Amid rising antibiotic-resistant bacteria, synthetic biology finds new vistas

First, the good news for Kenya. The U.S. Agency for International Development has pledged to double funding for projects addressing food security in East Africa. Kofi Anan, a former Ghanaian president, also wrote to President-elect Donald Trump, urging him to protect the millions of jobs in our food processing and agricultural industries. In addition, many research institutions, including the U.S. Department of Agriculture and the U.S. Agency for International Development, are investing a large amount of money to understand more about how microbes and bacteria can help farmers produce even more food.

But it’s time to focus on where the real revolution is: in what New York-based scientists call “hybrid engineering” — manipulating the behavior of organisms so that they produce more energy and water. The result: microbes that make their own fuel and can create better water.
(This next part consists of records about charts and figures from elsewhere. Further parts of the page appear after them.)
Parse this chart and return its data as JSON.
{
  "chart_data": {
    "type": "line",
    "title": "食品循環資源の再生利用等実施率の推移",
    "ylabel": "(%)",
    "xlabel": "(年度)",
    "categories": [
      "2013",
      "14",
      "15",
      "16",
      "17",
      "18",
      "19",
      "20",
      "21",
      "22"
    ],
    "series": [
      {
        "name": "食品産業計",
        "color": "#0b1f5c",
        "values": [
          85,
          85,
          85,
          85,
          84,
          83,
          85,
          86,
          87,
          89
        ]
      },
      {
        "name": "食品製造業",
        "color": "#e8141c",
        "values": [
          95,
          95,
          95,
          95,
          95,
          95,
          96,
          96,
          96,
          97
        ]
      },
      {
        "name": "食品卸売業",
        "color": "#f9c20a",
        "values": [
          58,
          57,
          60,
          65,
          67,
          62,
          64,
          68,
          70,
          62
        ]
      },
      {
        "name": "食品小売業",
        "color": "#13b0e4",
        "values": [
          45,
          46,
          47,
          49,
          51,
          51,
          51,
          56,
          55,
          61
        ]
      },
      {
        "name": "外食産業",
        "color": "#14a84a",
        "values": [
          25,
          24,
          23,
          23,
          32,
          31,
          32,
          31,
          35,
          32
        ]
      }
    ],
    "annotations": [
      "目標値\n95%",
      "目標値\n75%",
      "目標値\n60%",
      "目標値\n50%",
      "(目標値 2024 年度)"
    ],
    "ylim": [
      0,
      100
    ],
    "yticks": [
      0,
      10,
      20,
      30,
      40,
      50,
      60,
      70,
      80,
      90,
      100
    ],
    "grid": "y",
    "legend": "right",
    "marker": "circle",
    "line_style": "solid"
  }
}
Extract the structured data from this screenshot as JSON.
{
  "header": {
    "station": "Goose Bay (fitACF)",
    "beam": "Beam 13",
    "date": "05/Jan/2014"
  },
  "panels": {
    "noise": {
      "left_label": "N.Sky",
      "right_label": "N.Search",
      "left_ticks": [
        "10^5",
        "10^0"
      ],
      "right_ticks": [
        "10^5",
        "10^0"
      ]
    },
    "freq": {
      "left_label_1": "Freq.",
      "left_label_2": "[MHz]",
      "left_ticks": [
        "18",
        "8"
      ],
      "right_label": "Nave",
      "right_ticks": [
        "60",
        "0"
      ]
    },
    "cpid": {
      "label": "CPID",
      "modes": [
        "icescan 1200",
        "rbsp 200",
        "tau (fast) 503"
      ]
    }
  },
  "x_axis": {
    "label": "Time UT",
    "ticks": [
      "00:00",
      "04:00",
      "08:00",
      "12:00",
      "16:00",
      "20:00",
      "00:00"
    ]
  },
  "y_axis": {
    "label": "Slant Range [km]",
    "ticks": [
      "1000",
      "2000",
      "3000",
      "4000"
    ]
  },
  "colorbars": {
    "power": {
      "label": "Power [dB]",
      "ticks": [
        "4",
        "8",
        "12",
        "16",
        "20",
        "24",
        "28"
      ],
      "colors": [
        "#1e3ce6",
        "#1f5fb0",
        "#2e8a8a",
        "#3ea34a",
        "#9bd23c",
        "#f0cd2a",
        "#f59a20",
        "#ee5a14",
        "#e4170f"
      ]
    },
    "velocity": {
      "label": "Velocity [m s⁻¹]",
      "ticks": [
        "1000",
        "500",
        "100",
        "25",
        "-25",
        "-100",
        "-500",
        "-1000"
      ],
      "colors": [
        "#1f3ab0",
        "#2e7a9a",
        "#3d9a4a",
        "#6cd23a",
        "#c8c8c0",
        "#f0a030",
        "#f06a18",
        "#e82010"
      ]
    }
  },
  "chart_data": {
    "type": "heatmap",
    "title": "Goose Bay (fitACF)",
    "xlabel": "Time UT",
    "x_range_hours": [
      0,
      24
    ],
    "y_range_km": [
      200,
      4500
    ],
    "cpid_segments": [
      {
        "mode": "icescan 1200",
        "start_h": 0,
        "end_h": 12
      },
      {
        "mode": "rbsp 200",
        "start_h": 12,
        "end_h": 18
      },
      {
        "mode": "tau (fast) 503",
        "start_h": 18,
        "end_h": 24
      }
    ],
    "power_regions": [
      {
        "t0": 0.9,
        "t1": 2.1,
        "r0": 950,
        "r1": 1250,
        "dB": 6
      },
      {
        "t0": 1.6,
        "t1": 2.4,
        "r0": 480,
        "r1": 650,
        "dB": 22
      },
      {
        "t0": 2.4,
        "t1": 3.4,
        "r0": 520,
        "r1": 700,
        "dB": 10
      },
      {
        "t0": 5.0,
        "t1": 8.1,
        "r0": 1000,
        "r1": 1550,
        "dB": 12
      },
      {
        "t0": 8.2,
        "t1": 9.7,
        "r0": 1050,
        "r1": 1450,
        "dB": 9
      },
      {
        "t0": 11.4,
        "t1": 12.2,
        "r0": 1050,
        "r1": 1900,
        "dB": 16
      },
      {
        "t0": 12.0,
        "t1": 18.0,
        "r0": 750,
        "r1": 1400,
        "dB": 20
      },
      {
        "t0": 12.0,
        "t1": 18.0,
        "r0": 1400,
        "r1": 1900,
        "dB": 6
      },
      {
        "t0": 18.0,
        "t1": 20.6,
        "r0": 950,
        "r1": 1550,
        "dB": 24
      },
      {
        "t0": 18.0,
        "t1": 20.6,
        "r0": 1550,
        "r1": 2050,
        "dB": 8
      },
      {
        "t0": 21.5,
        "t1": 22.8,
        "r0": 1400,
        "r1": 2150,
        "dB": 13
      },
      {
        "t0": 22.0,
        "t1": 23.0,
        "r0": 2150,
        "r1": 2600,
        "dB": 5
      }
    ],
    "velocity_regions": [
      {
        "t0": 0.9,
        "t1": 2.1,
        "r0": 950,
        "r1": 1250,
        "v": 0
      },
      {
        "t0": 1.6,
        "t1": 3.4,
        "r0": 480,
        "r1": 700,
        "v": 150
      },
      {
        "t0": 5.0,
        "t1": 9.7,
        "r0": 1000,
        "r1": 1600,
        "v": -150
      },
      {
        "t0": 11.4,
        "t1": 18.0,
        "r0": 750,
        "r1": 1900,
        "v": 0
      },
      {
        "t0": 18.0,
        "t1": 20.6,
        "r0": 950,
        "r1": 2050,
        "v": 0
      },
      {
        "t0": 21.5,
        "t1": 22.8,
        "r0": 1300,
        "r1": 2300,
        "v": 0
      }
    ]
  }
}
“We are excited to be at the forefront of this new science that could revolutionize agriculture in ways that may even vastly improve our health,” said Michal Krasnansky, the director of development science and innovation at Aramex, an agricultural chemicals and materials company based in the Netherlands, at a meeting in Silicon Valley last year. “This revolution will take time, but it’s an important sector that needs our support,” Krasnansky said, according to a news article published last December on the website of Pennsylvania State University.

So, as someone who specializes in synthetic biology, I wanted to know: How close are we to a world in which antibiotic-resistant bacteria becomes a footnote and other microbes play a major role in food production?

Jason Drezner, an assistant professor of economics at Tulane University, had good news for me. The best part of this field has little to do with producing food and lots to do with addressing some of the major food challenges we face. “The challenges of food production are fundamentally technological,” he said. Here is Drezner on the burgeoning field of energy agriculture, that uses synthetic biology to design organisms that can transform carbon-laden or otherwise un-monitored biomass.

In general, Drezner says, most researchers in the field are focused on decreasing carbon use in agriculture. We eat a lot of meat and so agriculture uses a lot of fossil fuels, and we spend a lot of money to feed livestock. “The high carbon footprint of meat and the high carbon footprint of livestock were the least appetizing parts of the diet,” Drezner said. “So there was a lot of natural competition that could help solve the food supply problem.” However, there was one obstacle: the microbes that evolved to increase meat production do not use a lot of energy.

The answer, says Drezner, may lie in genetically tweaking a bacterial model that has specialized metabolic pathways that are similar to those that animals use. The resulting organism can produce carbon energy, but it does so much faster and efficiently, so it is no longer economical to raise a whole herd of cattle. The result is more meat without energy and water use.

There is no known timeline on when artificial microbes could have a significant impact on food production. But Drezner says that efforts to genetically engineer microbes are getting more specialized and that the technology is changing, even as the original scientific plan is changed. This is “part of the kind of warp drive in which this field is going at.”

What about antibiotic-resistant bacteria? Drezner says that the goal of production agriculture in this field is to create microbes that can break down a complex food product and recycle the carbon.

The goal is not to create a positive consequence, he says. “Our efforts are not fueled by a desire to fix a problem for the sake of solving a problem.”

The current focus is to make livestock that produce less carbon and consume less water. “That’s where you want to go. That’s an overall solution,” Drezner said. “I don’t want to say that we have a recipe of organisms that is going to deal with all of the problems with antibiotic resistance, but we can shift the direction of how much energy we give to livestock.”